6. Discard the cheesecloth and the pulp. Remove the funnel from the tube. The glass tube now contains a liquid called “filtrate”.
7. Carefully and slowly pipette an equal volume of ice-cold ethanol on top of the filtrate in the test tube using the plastic transfer pipette. The alcohol is less dense than the filtrate and will float as a layer on top of the filtrate. Do not mix or stir!
8. Hold the tube still at eye level and observe what happens at the interface of the alcohol and the filtrate. DNA will precipitate at the alcohol-lysis buffer interface.
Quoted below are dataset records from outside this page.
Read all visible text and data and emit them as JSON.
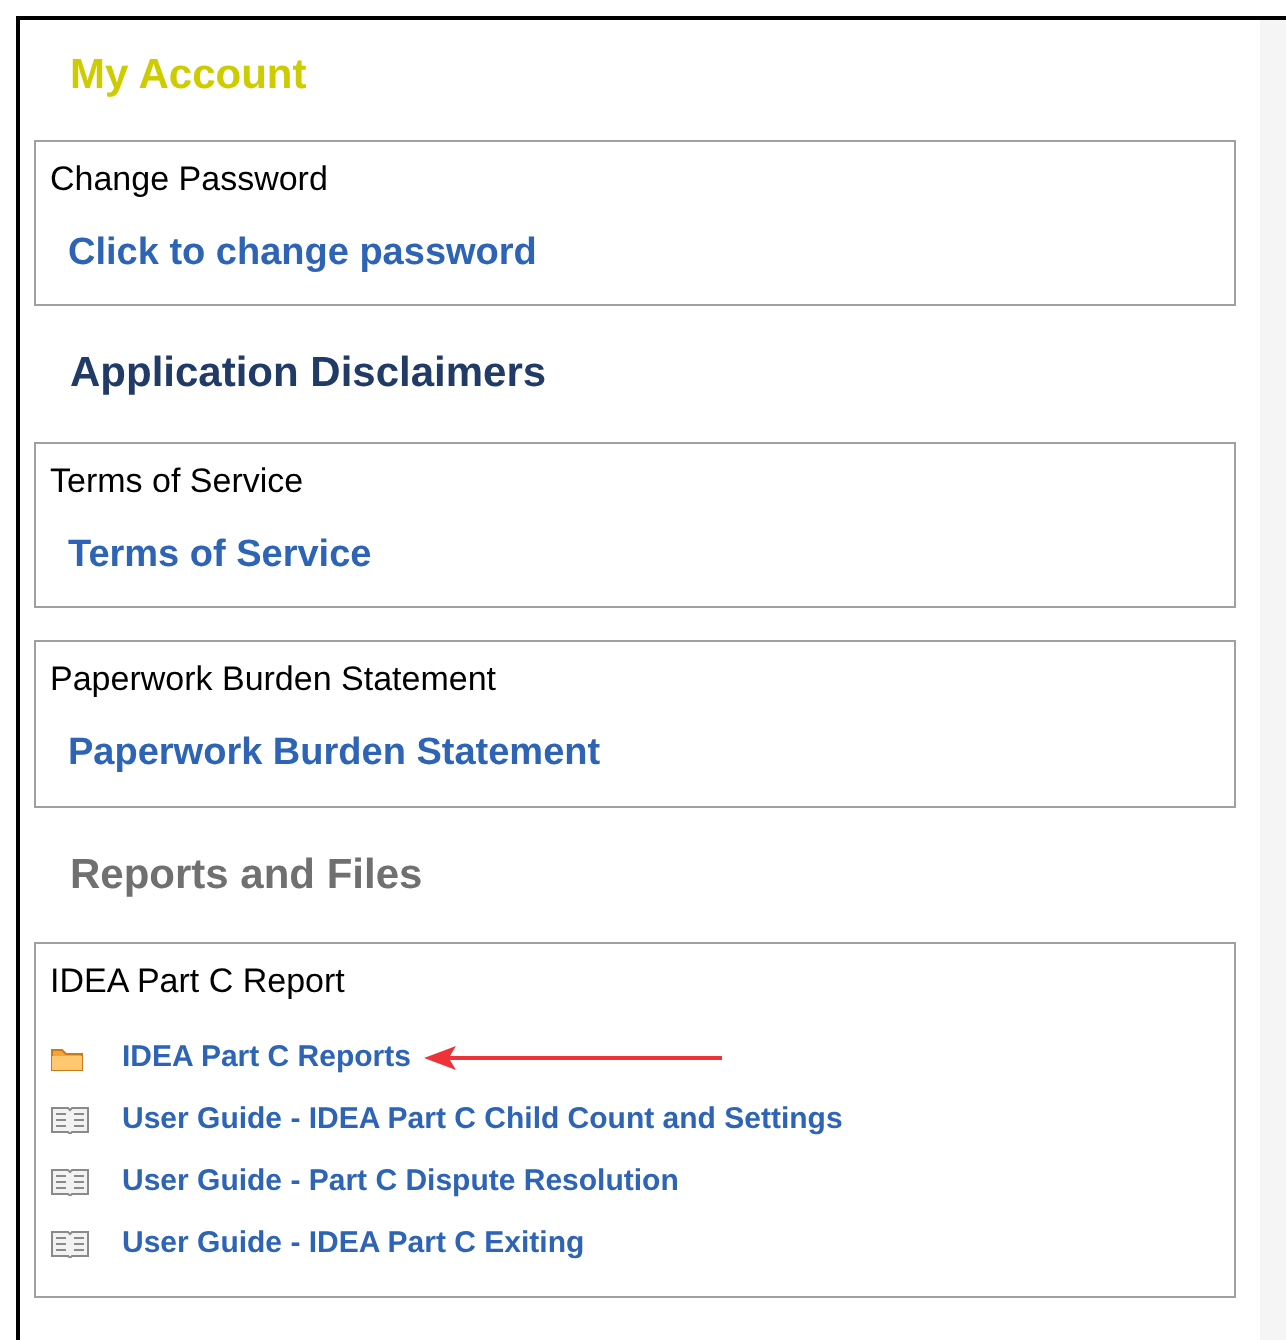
{
  "sections": [
    {
      "heading": "My Account",
      "kind": "accent",
      "boxes": [
        {
          "title": "Change Password",
          "links": [
            {
              "label": "Click to change password",
              "kind": "plain"
            }
          ]
        }
      ]
    },
    {
      "heading": "Application Disclaimers",
      "kind": "primary",
      "boxes": [
        {
          "title": "Terms of Service",
          "links": [
            {
              "label": "Terms of Service",
              "kind": "plain"
            }
          ]
        },
        {
          "title": "Paperwork Burden Statement",
          "links": [
            {
              "label": "Paperwork Burden Statement",
              "kind": "plain"
            }
          ]
        }
      ]
    },
    {
      "heading": "Reports and Files",
      "kind": "muted",
      "boxes": [
        {
          "title": "IDEA Part C Report",
          "links": [
            {
              "label": "IDEA Part C Reports",
              "kind": "folder",
              "annotated": true
            },
            {
              "label": "User Guide - IDEA Part C Child Count and Settings",
              "kind": "document",
              "annotated": false
            },
            {
              "label": "User Guide - Part C Dispute Resolution",
              "kind": "document",
              "annotated": false
            },
            {
              "label": "User Guide - IDEA Part C Exiting",
              "kind": "document",
              "annotated": false
            }
          ]
        }
      ]
    }
  ]
}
This means it will come out of solution into a “solid” form and appear as fluffy white cotton or cloudy material. Verify with your instructor that you have isolated DNA.
9. (optional) Use your wooden stirrer or glass rod to transfer your extracted DNA into a microcentrifuge tube. Add a small amount of ethanol to the tube to prevent your DNA from drying out.

Questions for Review

1. What reagent in the extraction buffer functions to dissolve membranes?
2. What reagent in the extraction buffer precipitates DNA so that it can be seen with the naked eye?
3. What reagent in the extraction buffer functions to remove proteins from DNA?